Deliverance (1981 TV Movie)
10/10
Unknown Ray Masterpiece
28 March 2004
Ray throughout his career created films with a great human warmth that sometimes bordered on sentimentality (e.g., the Apu Trilogy, Two Daughters, Charulata). Others of his films seemed to me a bit dry and clinical, anthropological rather than deeply felt (e.g., The Middleman, Distant Thunder). And other works are just embarrassing failures (e.g., his adaptation of Ibsen's An Enemy of the People.) By coincidence, I saw Sadgati at the same festival and on the same day as Enemy of the People, and thus witnessed within hours the very worst and the very best of Ray.
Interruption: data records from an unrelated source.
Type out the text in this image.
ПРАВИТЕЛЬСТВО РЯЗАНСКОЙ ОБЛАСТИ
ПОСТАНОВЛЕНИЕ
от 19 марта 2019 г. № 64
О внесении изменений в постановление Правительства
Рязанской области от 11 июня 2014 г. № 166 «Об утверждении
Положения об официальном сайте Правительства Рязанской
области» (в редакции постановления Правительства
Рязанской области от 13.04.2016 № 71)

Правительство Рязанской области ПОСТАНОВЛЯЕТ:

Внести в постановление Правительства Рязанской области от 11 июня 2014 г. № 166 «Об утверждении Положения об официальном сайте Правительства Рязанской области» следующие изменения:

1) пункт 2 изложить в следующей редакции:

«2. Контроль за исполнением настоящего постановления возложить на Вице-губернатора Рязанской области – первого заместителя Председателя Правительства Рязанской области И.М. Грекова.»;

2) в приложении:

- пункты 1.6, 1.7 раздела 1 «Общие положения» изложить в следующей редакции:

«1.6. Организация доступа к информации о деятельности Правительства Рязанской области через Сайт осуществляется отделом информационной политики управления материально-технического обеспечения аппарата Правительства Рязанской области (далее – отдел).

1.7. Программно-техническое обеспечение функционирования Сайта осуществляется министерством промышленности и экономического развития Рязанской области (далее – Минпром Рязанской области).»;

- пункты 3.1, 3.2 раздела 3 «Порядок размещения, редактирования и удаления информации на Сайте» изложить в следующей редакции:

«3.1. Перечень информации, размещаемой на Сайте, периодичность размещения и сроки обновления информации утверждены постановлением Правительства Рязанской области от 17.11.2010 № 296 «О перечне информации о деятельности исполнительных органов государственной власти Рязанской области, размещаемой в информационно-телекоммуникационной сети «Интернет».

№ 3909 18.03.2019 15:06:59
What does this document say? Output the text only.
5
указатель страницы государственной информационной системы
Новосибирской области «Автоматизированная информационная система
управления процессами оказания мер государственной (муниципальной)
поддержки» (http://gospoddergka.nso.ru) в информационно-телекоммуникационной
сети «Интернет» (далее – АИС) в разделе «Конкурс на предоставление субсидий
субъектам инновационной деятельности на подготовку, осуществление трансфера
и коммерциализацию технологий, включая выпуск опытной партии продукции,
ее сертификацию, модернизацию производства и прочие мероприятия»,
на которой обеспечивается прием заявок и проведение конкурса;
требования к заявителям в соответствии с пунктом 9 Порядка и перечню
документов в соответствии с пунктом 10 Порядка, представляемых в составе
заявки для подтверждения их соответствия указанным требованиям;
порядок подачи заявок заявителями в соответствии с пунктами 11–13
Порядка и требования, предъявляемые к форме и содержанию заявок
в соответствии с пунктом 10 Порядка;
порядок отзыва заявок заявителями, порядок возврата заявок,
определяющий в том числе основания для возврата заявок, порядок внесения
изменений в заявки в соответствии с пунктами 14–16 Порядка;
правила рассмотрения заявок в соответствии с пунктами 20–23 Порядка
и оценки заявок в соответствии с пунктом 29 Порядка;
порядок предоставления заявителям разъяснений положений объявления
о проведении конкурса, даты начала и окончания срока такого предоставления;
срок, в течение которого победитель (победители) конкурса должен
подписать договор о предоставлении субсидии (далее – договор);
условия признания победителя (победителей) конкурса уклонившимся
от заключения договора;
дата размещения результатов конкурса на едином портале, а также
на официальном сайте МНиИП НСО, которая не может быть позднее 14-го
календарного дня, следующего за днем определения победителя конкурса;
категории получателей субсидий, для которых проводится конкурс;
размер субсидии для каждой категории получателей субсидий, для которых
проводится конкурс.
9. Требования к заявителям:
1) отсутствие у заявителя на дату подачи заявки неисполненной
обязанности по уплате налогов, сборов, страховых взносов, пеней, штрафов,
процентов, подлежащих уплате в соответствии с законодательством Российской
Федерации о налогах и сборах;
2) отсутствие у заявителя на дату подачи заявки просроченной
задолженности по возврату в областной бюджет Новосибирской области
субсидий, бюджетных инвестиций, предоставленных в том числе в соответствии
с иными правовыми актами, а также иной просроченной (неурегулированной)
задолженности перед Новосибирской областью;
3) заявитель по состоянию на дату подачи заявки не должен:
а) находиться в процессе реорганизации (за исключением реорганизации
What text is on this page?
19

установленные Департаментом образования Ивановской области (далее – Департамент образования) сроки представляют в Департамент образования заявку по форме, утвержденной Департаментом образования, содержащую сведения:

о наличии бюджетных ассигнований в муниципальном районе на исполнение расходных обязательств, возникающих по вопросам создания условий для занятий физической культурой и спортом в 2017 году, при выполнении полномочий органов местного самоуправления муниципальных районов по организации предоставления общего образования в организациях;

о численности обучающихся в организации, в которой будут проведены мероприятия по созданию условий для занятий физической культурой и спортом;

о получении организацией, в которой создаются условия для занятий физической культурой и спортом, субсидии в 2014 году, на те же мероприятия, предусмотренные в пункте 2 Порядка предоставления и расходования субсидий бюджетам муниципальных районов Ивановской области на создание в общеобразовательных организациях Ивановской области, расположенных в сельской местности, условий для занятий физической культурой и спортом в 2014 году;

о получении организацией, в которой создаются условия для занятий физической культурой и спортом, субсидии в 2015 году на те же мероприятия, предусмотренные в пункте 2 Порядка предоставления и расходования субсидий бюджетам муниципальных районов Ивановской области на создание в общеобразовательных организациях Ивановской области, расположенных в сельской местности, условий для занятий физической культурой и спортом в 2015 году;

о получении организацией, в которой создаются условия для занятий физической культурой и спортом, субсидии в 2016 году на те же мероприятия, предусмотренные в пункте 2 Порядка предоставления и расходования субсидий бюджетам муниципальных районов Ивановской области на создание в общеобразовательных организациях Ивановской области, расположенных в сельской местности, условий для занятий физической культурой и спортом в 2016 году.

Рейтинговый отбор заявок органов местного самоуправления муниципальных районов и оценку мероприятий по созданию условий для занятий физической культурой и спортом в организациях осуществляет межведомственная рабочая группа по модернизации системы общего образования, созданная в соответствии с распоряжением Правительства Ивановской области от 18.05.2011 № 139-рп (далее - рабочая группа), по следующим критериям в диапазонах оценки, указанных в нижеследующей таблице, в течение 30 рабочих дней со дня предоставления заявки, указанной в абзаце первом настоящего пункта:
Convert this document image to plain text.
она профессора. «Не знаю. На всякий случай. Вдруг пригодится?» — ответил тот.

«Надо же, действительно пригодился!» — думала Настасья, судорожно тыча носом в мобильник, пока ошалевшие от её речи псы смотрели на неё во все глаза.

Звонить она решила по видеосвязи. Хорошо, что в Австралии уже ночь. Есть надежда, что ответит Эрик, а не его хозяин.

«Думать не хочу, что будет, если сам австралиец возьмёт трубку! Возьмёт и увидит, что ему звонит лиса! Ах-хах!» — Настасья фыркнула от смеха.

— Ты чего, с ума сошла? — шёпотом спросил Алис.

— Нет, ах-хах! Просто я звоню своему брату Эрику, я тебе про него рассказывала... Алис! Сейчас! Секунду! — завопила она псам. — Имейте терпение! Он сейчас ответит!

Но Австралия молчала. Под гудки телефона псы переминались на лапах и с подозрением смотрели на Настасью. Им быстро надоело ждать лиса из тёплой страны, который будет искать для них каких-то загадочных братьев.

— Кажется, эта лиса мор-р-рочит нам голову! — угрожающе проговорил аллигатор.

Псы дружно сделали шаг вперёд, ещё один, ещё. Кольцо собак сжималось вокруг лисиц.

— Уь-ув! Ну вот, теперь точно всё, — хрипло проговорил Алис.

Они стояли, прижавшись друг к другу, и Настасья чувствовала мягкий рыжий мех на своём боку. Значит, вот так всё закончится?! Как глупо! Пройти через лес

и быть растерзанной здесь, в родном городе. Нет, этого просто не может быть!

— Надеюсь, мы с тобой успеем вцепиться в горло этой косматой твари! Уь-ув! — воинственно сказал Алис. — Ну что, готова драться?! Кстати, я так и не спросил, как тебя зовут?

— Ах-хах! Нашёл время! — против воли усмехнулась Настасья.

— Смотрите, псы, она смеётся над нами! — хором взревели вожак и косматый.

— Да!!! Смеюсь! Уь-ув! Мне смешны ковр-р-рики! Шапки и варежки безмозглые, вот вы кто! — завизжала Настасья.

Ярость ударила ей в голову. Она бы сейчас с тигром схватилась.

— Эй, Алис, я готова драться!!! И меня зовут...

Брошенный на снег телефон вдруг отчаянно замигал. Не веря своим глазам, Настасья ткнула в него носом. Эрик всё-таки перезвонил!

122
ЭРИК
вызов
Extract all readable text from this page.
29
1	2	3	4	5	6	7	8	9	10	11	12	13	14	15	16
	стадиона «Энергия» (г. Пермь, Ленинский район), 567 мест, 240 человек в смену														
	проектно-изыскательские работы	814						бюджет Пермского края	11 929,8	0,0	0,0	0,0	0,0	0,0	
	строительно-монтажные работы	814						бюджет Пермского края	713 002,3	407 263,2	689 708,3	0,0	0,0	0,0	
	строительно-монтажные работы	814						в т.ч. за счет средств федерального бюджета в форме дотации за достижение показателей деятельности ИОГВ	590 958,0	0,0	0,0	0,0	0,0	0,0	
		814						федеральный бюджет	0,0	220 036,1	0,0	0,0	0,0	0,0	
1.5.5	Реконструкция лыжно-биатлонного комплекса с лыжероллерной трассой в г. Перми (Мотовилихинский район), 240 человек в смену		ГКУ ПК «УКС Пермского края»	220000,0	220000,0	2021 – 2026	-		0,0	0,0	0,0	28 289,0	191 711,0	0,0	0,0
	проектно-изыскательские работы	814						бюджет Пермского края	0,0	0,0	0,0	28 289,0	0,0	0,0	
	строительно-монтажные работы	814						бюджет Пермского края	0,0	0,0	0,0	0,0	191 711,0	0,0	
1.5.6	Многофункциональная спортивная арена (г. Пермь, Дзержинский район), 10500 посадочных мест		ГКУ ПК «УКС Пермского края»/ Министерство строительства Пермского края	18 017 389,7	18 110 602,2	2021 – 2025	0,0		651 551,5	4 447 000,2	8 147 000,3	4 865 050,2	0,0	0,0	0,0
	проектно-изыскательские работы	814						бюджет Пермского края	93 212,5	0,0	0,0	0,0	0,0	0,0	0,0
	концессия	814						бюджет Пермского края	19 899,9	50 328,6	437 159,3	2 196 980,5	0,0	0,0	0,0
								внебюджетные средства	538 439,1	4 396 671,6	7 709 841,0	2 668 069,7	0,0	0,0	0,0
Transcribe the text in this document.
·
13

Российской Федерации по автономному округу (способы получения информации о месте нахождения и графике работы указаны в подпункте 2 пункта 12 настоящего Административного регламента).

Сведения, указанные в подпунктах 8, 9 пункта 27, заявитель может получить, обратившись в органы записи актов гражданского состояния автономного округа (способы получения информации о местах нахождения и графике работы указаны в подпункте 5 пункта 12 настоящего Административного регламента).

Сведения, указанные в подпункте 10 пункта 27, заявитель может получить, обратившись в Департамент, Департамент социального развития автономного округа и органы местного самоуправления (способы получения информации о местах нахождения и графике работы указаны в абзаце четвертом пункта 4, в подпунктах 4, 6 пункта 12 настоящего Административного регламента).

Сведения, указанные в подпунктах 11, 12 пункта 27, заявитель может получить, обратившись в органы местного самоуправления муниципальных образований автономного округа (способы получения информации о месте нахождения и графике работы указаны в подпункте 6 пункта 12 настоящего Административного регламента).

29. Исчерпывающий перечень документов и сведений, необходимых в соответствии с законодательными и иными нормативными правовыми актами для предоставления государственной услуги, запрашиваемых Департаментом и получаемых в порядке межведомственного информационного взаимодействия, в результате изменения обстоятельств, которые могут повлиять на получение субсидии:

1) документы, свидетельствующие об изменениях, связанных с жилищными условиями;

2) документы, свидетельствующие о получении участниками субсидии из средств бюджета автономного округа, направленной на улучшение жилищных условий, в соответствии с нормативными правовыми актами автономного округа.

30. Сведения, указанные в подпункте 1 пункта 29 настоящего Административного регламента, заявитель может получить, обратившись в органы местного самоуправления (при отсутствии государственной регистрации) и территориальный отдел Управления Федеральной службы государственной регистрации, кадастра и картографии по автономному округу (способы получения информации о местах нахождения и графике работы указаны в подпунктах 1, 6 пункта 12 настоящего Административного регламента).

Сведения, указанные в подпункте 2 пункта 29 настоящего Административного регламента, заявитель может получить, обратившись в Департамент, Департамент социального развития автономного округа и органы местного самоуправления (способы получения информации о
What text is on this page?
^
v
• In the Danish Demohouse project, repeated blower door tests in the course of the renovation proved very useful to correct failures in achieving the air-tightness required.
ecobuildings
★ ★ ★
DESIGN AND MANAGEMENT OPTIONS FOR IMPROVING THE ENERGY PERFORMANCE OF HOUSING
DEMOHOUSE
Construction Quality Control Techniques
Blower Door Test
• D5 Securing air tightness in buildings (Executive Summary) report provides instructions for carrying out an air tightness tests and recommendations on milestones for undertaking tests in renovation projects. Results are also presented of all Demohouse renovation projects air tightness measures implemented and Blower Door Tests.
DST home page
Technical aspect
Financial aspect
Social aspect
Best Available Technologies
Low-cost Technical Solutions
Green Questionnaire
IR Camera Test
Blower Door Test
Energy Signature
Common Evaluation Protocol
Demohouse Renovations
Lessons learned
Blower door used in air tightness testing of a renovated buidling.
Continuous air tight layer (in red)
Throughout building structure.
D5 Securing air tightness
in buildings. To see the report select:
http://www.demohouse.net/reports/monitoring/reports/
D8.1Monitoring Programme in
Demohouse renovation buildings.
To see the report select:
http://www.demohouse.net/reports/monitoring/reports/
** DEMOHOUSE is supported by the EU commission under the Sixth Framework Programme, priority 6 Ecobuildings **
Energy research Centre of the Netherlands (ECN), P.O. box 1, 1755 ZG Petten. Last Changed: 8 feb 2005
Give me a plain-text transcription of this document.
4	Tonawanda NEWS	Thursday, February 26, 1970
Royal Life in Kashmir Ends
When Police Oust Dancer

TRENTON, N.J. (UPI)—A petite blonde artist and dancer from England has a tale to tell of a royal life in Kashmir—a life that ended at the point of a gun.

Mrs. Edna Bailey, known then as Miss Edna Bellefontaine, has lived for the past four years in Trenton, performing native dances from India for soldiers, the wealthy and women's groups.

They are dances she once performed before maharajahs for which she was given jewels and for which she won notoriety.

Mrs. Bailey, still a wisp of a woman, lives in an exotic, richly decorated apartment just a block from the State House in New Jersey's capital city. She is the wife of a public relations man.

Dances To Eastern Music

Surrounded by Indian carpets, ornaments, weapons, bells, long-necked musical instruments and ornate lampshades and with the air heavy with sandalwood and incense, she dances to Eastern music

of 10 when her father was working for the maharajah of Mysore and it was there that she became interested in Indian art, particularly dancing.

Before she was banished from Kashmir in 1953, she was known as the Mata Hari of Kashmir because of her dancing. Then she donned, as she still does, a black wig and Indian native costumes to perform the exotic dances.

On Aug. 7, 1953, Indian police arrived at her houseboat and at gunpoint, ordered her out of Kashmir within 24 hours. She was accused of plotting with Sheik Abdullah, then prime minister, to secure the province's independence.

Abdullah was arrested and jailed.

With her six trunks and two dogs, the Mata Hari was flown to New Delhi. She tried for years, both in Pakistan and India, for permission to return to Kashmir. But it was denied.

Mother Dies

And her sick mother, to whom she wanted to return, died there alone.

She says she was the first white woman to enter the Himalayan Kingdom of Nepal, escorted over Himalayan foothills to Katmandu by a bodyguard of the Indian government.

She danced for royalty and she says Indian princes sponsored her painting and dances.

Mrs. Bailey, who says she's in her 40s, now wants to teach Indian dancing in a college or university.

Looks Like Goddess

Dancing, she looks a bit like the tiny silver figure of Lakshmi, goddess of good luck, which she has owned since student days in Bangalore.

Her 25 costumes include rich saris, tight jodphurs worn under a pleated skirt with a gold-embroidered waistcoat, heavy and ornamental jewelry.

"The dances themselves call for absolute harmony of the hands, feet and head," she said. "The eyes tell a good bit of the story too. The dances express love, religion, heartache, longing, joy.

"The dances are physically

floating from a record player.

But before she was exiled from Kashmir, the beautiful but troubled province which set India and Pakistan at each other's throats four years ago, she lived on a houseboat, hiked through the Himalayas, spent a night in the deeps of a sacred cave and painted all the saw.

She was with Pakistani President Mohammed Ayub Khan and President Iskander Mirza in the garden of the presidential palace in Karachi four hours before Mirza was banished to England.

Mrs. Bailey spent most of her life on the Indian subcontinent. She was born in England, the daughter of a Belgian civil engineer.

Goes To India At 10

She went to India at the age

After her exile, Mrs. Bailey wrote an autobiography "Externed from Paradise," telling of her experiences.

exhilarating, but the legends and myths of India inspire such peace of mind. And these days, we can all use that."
As for Sadgati, I don't know how to overpraise it. Made for TV, it is a brutally ironic condemnation of the Indian caste system and, by extension, all inequality and injustice. It has the concentrated power of a story from Russian literature. (Tolstoy would have loved it.) The cruel directness of this work displays an unexpected aspect of Ray's genius. The scenes in which Om Puri struggles to work for the disgustingly lazy Brahmin are almost unbearably painful. The scream that the late Smita Patil gives when she is told the tragic fate of her husband I will remember all my life. The final scene takes the story's irony to its logical, devastating conclusion. It's a matter of great regret that this work is not available on video: if it were, Ray's reputation would be even higher than it is.